Subject – 1. Fiction
Price – USD 18.00 (45 to 60 days)
Amiya Sadnam Chowdhury 101
Amiya Sadnam Chowdhury woke up exactly at 12:17 PM, on Friday, 13 January 2012, in his chilly room, hungry. He sat up and wrapped the blanket tightly around him as the wide-open window by his bed was trying to blow his skin off. He stretched his arm out from below the blanket and grabbed the little mouse lying in his bed. He jerked it a little, and the screensaver vanished, revealing his email account grinning at him. He squinted into the electronic brightness – and goodness gracious, someone wrote to him! It was about the Monsoon Letters website launch and they wanted to introduce him as a “new monsooner”!

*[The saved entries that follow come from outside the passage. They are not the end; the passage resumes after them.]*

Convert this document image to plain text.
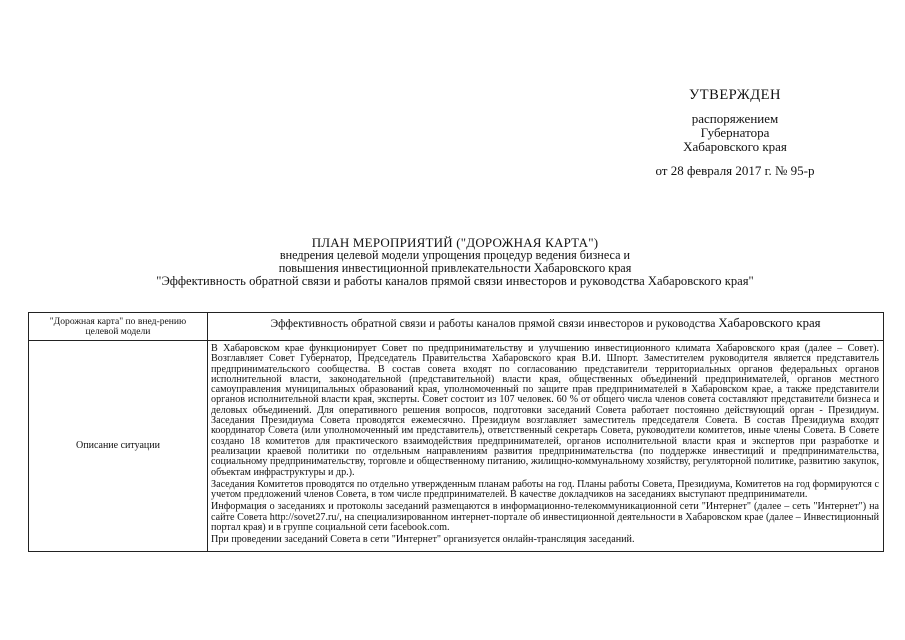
УТВЕРЖДЕН
распоряжением
Губернатора
Хабаровского края
от 28 февраля 2017 г. № 95-р
ПЛАН МЕРОПРИЯТИЙ ("ДОРОЖНАЯ КАРТА")
внедрения целевой модели упрощения процедур ведения бизнеса и
повышения инвестиционной привлекательности Хабаровского края
"Эффективность обратной связи и работы каналов прямой связи инвесторов и руководства Хабаровского края"
"Дорожная карта" по внед-рению целевой модели	Эффективность обратной связи и работы каналов прямой связи инвесторов и руководства Хабаровского края
Описание ситуации	В Хабаровском крае функционирует Совет по предпринимательству и улучшению инвестиционного климата Хабаровского края (далее – Совет). Возглавляет Совет Губернатор, Председатель Правительства Хабаровского края В.И. Шпорт. Заместителем руководителя является представитель предпринимательского сообщества. В состав совета входят по согласованию представители территориальных органов федеральных органов исполнительной власти, законодательной (представительной) власти края, общественных объединений предпринимателей, органов местного самоуправления муниципальных образований края, уполномоченный по защите прав предпринимателей в Хабаровском крае, а также представители органов исполнительной власти края, эксперты. Совет состоит из 107 человек. 60 % от общего числа членов совета составляют представители бизнеса и деловых объединений. Для оперативного решения вопросов, подготовки заседаний Совета работает постоянно действующий орган - Президиум. Заседания Президиума Совета проводятся ежемесячно. Президиум возглавляет заместитель председателя Совета. В состав Президиума входят координатор Совета (или уполномоченный им представитель), ответственный секретарь Совета, руководители комитетов, иные члены Совета. В Совете создано 18 комитетов для практического взаимодействия предпринимателей, органов исполнительной власти края и экспертов при разработке и реализации краевой политики по отдельным направлениям развития предпринимательства (по поддержке инвестиций и предпринимательства, социальному предпринимательству, торговле и общественному питанию, жилищно-коммунальному хозяйству, регуляторной политике, развитию закупок, объектам инфраструктуры и др.).

Заседания Комитетов проводятся по отдельно утвержденным планам работы на год. Планы работы Совета, Президиума, Комитетов на год формируются с учетом предложений членов Совета, в том числе предпринимателей. В качестве докладчиков на заседаниях выступают предприниматели.

Информация о заседаниях и протоколы заседаний размещаются в информационно-телекоммуникационной сети "Интернет" (далее – сеть "Интернет") на сайте Совета http://sovet27.ru/, на специализированном интернет-портале об инвестиционной деятельности в Хабаровском крае (далее – Инвестиционный портал края) и в группе социальной сети facebook.com.

При проведении заседаний Совета в сети "Интернет" организуется онлайн-трансляция заседаний.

They asked him to write a short paragraph about himself, “stating clearly” – why write in English; does writing in a foreign language bars your creativity; nurture writing as a passion etc “in your own words”, yes, that was what they said. Amiya Sadnam Chowdhury thought for a minute and walked towards his bookshelf. He pulled out an old book, The Bird Path by Kenneth White, opened page 95 slowly and read aloud: “the lack of reality/the reduction of spirit/is ugly and wearisome/the mind rots/language decays/under cypher and strident opinion/raised up as reason/the earth disappears/from the mind of the living/the real word is lost”. These lines would’ve been a good answer but he couldn’t use them; they said “your own words” and “state clearly”, he had had to be precise and political, and the only word he could think of right now was “breakfast”. He did write a novel once, in English; he shifted his tongue from his mother tongue to this other tongue because it emanates an exotic essence of profit and prestige, creativity didn’t really matter, grammar did, diction did. But he couldn’t write this, he couldn’t write that everyone around him believed writing was the only thing he was good at and insisted him to believe “you write, therefore you are”. It’s a job, an excruciating job; and passionate no doubt, it does pay, occasionally of course. He sat before his computer screen again, opened MS Word and tapped out, “Amiya Sadnam Chowdhury is a storyteller. That is his only introduction.”